Using thematic analysis, this qualitative research project aimed to explore adults’ perceptions of how they make sense of dreams in relation to their personal development or spiritual growth. Structured tabular thematic analysis (ST-TA) utilises a hybridised approach and is conducted in spreadsheet software such as Excel. It is designed to address any challenges and opportunities associated with working with brief texts on a procedural level (Robinson, 2021). Regardless of the various existing techniques, the goal of qualitative research is to work with brief data alongside depth data that can be meaningfully analysed to reach potential insights they contain in order to understand the complexities of human behaviour, inner life and interpersonal interaction that can be conveyed through words and text (Frost et al., 2010)

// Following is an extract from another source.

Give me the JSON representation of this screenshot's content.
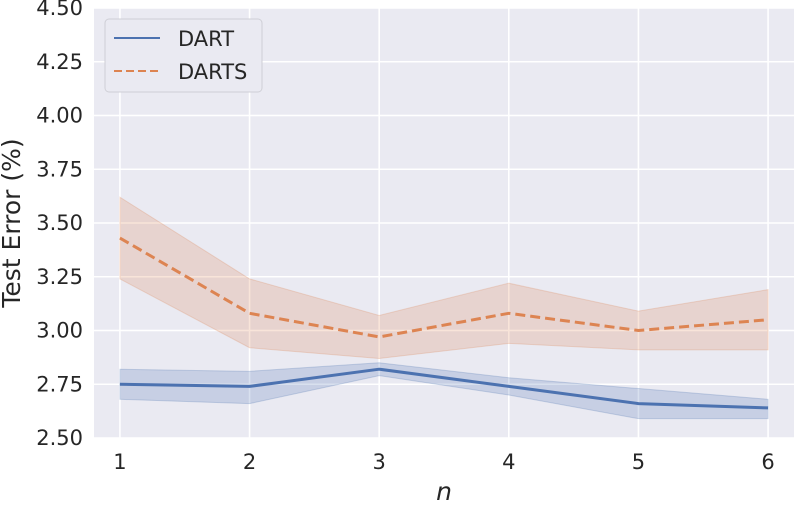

ST-TA is an adaptable technique for working with brief qualitative data in a relatively structured way. The researcher not only stays closely connected with individual’s texts, but also approaches with critical realism their own perception with others experiences when generating themes, which allows for multiple interpretations of the subject and clearly distinguishes between better and worse interpretations by the relationship of those ideas to a reality beyond words and texts (Robinson & Smith, 2010).
Since the researcher cannot directly experience the participant’s world, ST-TA requires the researcher to fully emphasize with the existence of the participant’s real world, including not only viewing life experiences from the participant’s perspective, but also critical awareness of the researcher’s own biases.
The use of the inductive approach means theme generation cannot be influenced by the theory; furthermore, the technique allows the use of tables.